ADF STAFF
An outbreak of COVID-19 among big cats at a South African zoo raises the prospect that the virus could remain active in animals even after being brought under control in humans, according to researchers at the University of Pretoria.
“The worry is really that, if it established there, that we may end up with new variants that we don’t know about. And it comes as a surprise,” Professor Marietjie Venter, an expert in animal respiratory viruses at the University of Pretoria, told National Public Radio.
In a paper published in January in the scientific journal MDPI, Venter and a team of researchers reported on the discovery of COVID-19 infections in three lions and a puma at a private zoo in Johannesburg.
Testing of the animals and their caretakers found that the cats and the chief keeper all shared the same strain of the delta variant of COVID-19. The researchers determined that the keeper had transmitted the virus to the cats while taking care of them.
Several other zoo staff members also had active or recent COVID-19 infections, but none showed symptoms, researchers said. Asymptomatic carriers have been a source for spreading the virus during the pandemic.
Since the beginning of the pandemic, the World Organisation for Animal Health has reported 645 cases of human-to-animal transmission of COVID-19 among 15 species of animals, a condition called reverse zoonosis. Zoonosis is the transmission of a disease from animals to humans.
Those cases have involved pets, such as dogs, cats and hamsters; farmed animals, such as minks; and captive animals, such as apes and the big cats in Johannesburg. In Europe, the virus turned up in two hippopotamuses in a Belgian zoo. In North America, COVID-19 has appeared in wild population of white-tailed deer.
“Reverse zoonosis is more of a risk to the animals at this stage, but infection in wild animals should be avoided since it is much harder to control,” Venter said in an email to ADF.
In laboratory experiments, a few animals, including pigs and birds, have proved to be immune to the virus.
South Africa is the only country in Africa to report reverse zoonosis cases. Venter said it’s unclear if any other African countries are tracking such transmission. Zoos in Spain, India and the United States have also reported human-to-lion COVID-19 transmission.
At the Johannesburg zoo, the big cats took seven weeks to clear the virus from their bodies. One lion developed pneumonia and was treated with dexamethasone, the same steroid used to treat humans with severed infections that are not life threatening. The other cats had mild symptoms.
The lions had exactly the same strain of the delta variant as their infected keeper, showing that the virus did not mutate after infecting the cats, researchers found.
The risk remains, however, that as COVID-19 moves from people to animals, it could come back with new mutations that are more resistant to treatments, according to Venter.
“Circulation of COVID-19 in wildlife such as the white-tailed deer is concerning, since these species could select for different variants to which the human population eventually would not have immunity,” Venter told ADF.
Infected animals also pose a risk to other animals in the same setting, creating more opportunities for transmission and mutation, researchers said.
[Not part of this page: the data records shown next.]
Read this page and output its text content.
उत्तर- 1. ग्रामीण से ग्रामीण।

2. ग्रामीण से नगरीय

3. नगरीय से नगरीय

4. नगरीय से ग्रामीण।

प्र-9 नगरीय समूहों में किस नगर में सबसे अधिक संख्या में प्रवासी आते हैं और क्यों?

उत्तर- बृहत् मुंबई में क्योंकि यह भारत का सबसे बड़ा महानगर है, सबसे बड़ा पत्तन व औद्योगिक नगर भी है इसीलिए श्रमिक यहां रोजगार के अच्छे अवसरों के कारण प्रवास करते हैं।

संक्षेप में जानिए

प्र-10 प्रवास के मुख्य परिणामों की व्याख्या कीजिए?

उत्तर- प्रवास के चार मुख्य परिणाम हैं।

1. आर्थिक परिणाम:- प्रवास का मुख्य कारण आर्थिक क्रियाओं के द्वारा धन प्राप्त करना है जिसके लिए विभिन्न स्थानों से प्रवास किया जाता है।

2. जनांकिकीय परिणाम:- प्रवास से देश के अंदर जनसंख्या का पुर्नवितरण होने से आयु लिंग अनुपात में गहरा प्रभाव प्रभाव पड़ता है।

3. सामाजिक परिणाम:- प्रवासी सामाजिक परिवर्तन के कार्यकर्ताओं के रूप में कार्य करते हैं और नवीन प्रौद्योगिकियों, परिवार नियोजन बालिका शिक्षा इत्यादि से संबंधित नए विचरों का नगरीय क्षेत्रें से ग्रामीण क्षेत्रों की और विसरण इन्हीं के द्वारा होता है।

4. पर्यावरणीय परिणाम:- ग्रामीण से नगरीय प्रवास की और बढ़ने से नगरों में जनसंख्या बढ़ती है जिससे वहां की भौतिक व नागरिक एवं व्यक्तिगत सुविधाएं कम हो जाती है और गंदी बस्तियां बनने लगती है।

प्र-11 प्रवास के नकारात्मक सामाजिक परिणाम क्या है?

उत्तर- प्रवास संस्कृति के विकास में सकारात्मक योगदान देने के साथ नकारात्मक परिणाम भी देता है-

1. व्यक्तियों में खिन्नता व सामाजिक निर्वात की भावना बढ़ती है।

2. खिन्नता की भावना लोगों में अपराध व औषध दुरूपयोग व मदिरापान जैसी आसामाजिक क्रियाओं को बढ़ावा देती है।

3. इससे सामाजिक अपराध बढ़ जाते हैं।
They recommend that people take the same precautions around animals as they should with people: Wear masks, wash hands and avoid close contact in enclosed spaces.
Human-to-animal transmission of COVID-19 raises several important issues, Venter and her team say. One is the question of how severely the virus affects different species — lions get sick, but deer show no effects, for example.
Another question is the degree to which animals can become long-term hosts for the virus, providing a continual source of infection even after the pandemic ends.
The biggest question is how animal biology and environmental conditions might give rise to new variants of the virus that then cycle back through humans. In that case, evolution could produce viral strains immune to the current array of treatments, returning the world to the early days of the pandemic.
“As the pandemic winds down, continual surveillance of wild animal populations will be vital to ensure that the pandemic doesn’t switch to another sphere of life,” Venter and her team wrote in The Conversation.